Qual é a força necessária para impulsionar a cápsula Orion?
Para vencer a gravidade da Terra e inserir os astronautas na rota lunar definitiva de maneira segura, o motor principal instalado no módulo de serviço da espaçonave precisou gerar aproximadamente seis mil libras de empuxo constante. A intensidade brutal dessa força motriz espacial é comparável à capacidade de acelerar um veículo automotor comum de zero a 96 quilômetros por hora em meros 2,7 segundos.
A complexa operação técnica se desenrolou exatamente conforme o planejamento prévio e minucioso desenhado pelos engenheiros em solo. A injeção translunar ocorreu cirurgicamente no instante exato em que o veículo de transporte atingia a posição considerada ideal dentro de sua órbita elíptica, garantindo assim o alinhamento perfeito para a trajetória orbital que durará um total de dez dias.
Como é a rotina da tripulação durante a viagem até a Lua?
Antes da execução da manobra histórica, a equipe de exploradores concluiu o seu primeiro dia completo de atividades no ambiente espacial com um cronograma de intenso trabalho. O despertar da tripulação foi marcado pela música “Green Light”, interpretada pela dupla John Legend e Andre 3000, canção escolhida especificamente para iniciar as tarefas vitais de monitoramento.

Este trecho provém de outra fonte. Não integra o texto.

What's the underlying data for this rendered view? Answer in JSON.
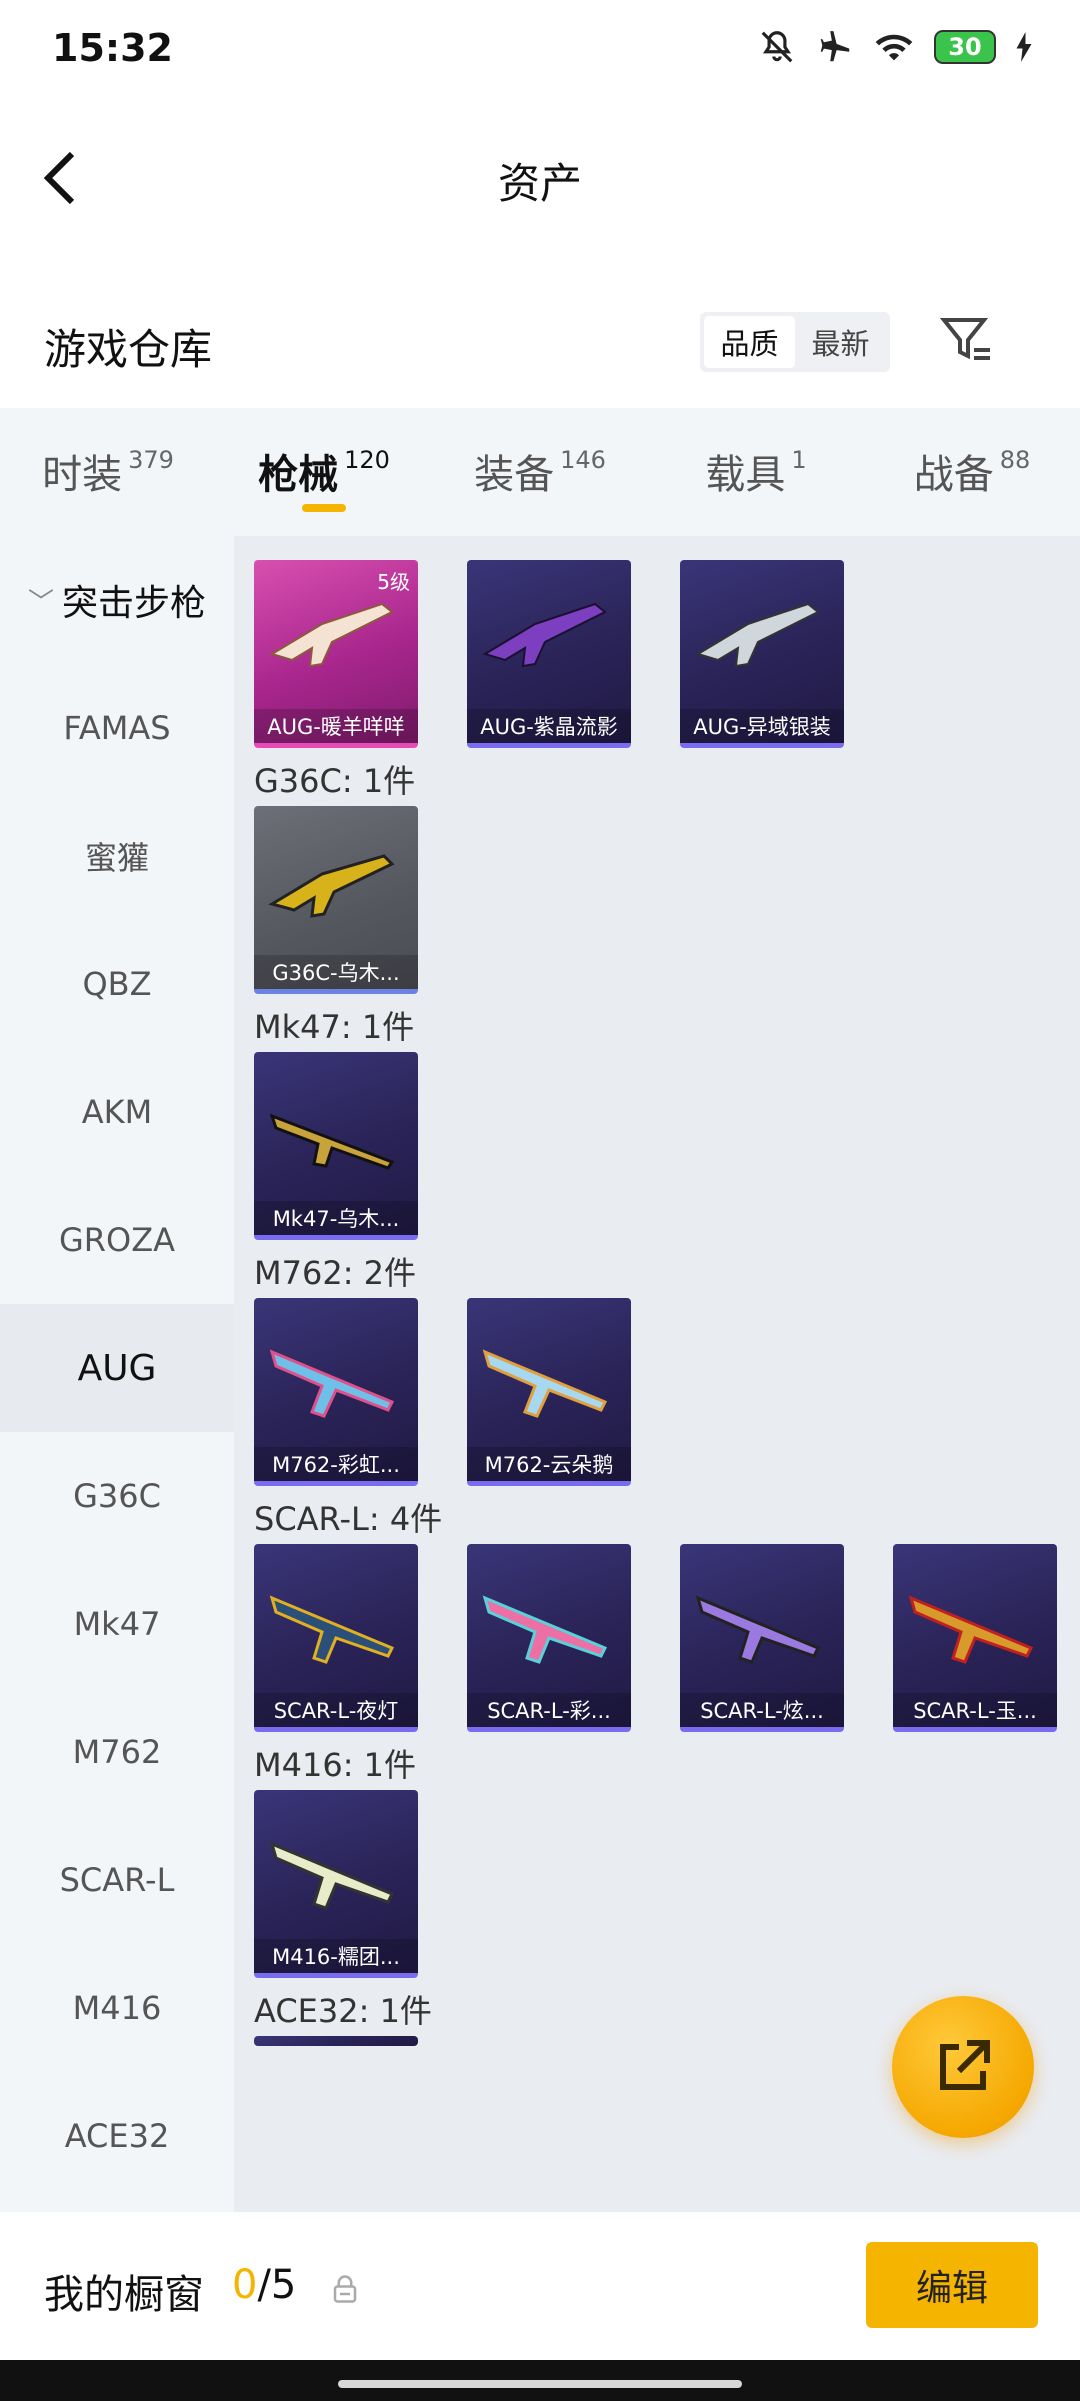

Além de realizar o acompanhamento contínuo e rigoroso dos painéis de controle e dos sistemas de navegação necessários para a injeção, os viajantes executaram suas sessões inaugurais de condicionamento físico. A tripulação utilizou um dispositivo específico de volante acoplado a bordo, equipamento voltado para a saúde e planejado para mitigar a perda acelerada de massa óssea e o enfraquecimento muscular provocados pelas condições severas de microgravidade.

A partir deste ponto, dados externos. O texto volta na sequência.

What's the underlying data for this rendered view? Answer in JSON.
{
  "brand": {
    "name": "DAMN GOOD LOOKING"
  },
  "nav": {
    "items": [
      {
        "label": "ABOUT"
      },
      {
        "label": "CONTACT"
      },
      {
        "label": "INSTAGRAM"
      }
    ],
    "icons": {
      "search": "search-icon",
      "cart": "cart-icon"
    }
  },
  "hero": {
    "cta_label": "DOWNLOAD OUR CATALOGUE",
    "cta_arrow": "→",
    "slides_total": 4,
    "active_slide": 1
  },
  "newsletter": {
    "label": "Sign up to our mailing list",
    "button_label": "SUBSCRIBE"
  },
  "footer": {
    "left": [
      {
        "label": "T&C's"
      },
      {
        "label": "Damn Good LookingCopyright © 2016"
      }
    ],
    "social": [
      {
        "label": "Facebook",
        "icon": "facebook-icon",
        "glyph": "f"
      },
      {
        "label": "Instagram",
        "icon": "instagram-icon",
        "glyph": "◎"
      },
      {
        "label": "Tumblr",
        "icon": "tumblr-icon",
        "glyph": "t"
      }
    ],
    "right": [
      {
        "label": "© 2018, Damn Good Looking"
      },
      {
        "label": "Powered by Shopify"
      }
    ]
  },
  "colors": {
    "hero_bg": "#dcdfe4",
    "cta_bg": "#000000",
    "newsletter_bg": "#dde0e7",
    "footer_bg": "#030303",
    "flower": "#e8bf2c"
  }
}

Quais são os próximos passos da jornada astronômica?
Com a cápsula Orion completamente estabilizada na nova trajetória translunar, a equipe técnica da agência espacial passa a concentrar seus esforços diários no ajuste fino do percurso. O cronograma de voo estabelece etapas de checagem essenciais.

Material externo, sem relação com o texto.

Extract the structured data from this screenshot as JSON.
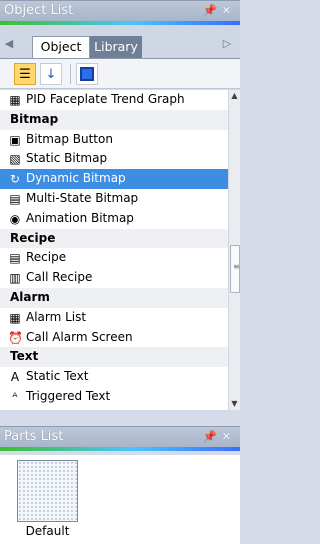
{
  "object_panel": {
    "title": "Object List",
    "title_icons": "† ×",
    "tabs": [
      {
        "label": "Object",
        "active": true
      },
      {
        "label": "Library",
        "active": false
      }
    ],
    "toolbar": {
      "categorized_icon": "categorized-view-icon",
      "sort_icon": "sort-az-icon",
      "view_icon": "large-icon-view-icon"
    },
    "rows": [
      {
        "type": "item",
        "label": "PID Faceplate Trend Graph",
        "icon": "pid-faceplate-icon",
        "glyph": "▦"
      },
      {
        "type": "cat",
        "label": "Bitmap"
      },
      {
        "type": "item",
        "label": "Bitmap Button",
        "icon": "bitmap-button-icon",
        "glyph": "▣"
      },
      {
        "type": "item",
        "label": "Static Bitmap",
        "icon": "static-bitmap-icon",
        "glyph": "▧"
      },
      {
        "type": "item",
        "label": "Dynamic Bitmap",
        "icon": "dynamic-bitmap-icon",
        "glyph": "↻",
        "selected": true
      },
      {
        "type": "item",
        "label": "Multi-State Bitmap",
        "icon": "multi-state-bitmap-icon",
        "glyph": "▤"
      },
      {
        "type": "item",
        "label": "Animation Bitmap",
        "icon": "animation-bitmap-icon",
        "glyph": "◉"
      },
      {
        "type": "cat",
        "label": "Recipe"
      },
      {
        "type": "item",
        "label": "Recipe",
        "icon": "recipe-icon",
        "glyph": "▤"
      },
      {
        "type": "item",
        "label": "Call Recipe",
        "icon": "call-recipe-icon",
        "glyph": "▥"
      },
      {
        "type": "cat",
        "label": "Alarm"
      },
      {
        "type": "item",
        "label": "Alarm List",
        "icon": "alarm-list-icon",
        "glyph": "▦"
      },
      {
        "type": "item",
        "label": "Call Alarm Screen",
        "icon": "alarm-clock-icon",
        "glyph": "⏰"
      },
      {
        "type": "cat",
        "label": "Text"
      },
      {
        "type": "item",
        "label": "Static Text",
        "icon": "static-text-icon",
        "glyph": "A"
      },
      {
        "type": "item",
        "label": "Triggered Text",
        "icon": "triggered-text-icon",
        "glyph": "ᴬ"
      }
    ]
  },
  "parts_panel": {
    "title": "Parts List",
    "title_icons": "† ×",
    "items": [
      {
        "label": "Default"
      }
    ]
  },
  "colors": {
    "selection": "#3d8ee2",
    "title_bar": "#a9b5c9",
    "active_tab": "#ffffff",
    "inactive_tab": "#6f7f98"
  }
}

- Sexta-feira (3 de abril): A tripulação realiza a primeira das três pequenas correções orbitais de trajetória, programadas para garantir a precisão milimétrica da rota.
- Fim de semana: Estão previstos testes práticos de validação dos sistemas de comunicação de emergência da nave, além da demonstração prática de protocolos médicos essenciais, incluindo a manobra de reanimação cardiopulmonar (RCP) no espaço.
- Sexto dia de voo: A espaçonave atingirá seu ponto de aproximação máxima do satélite, sobrevoando o lado oculto da Lua antes de aproveitar o impulso gravitacional para iniciar a jornada de retorno livre rumo à Terra.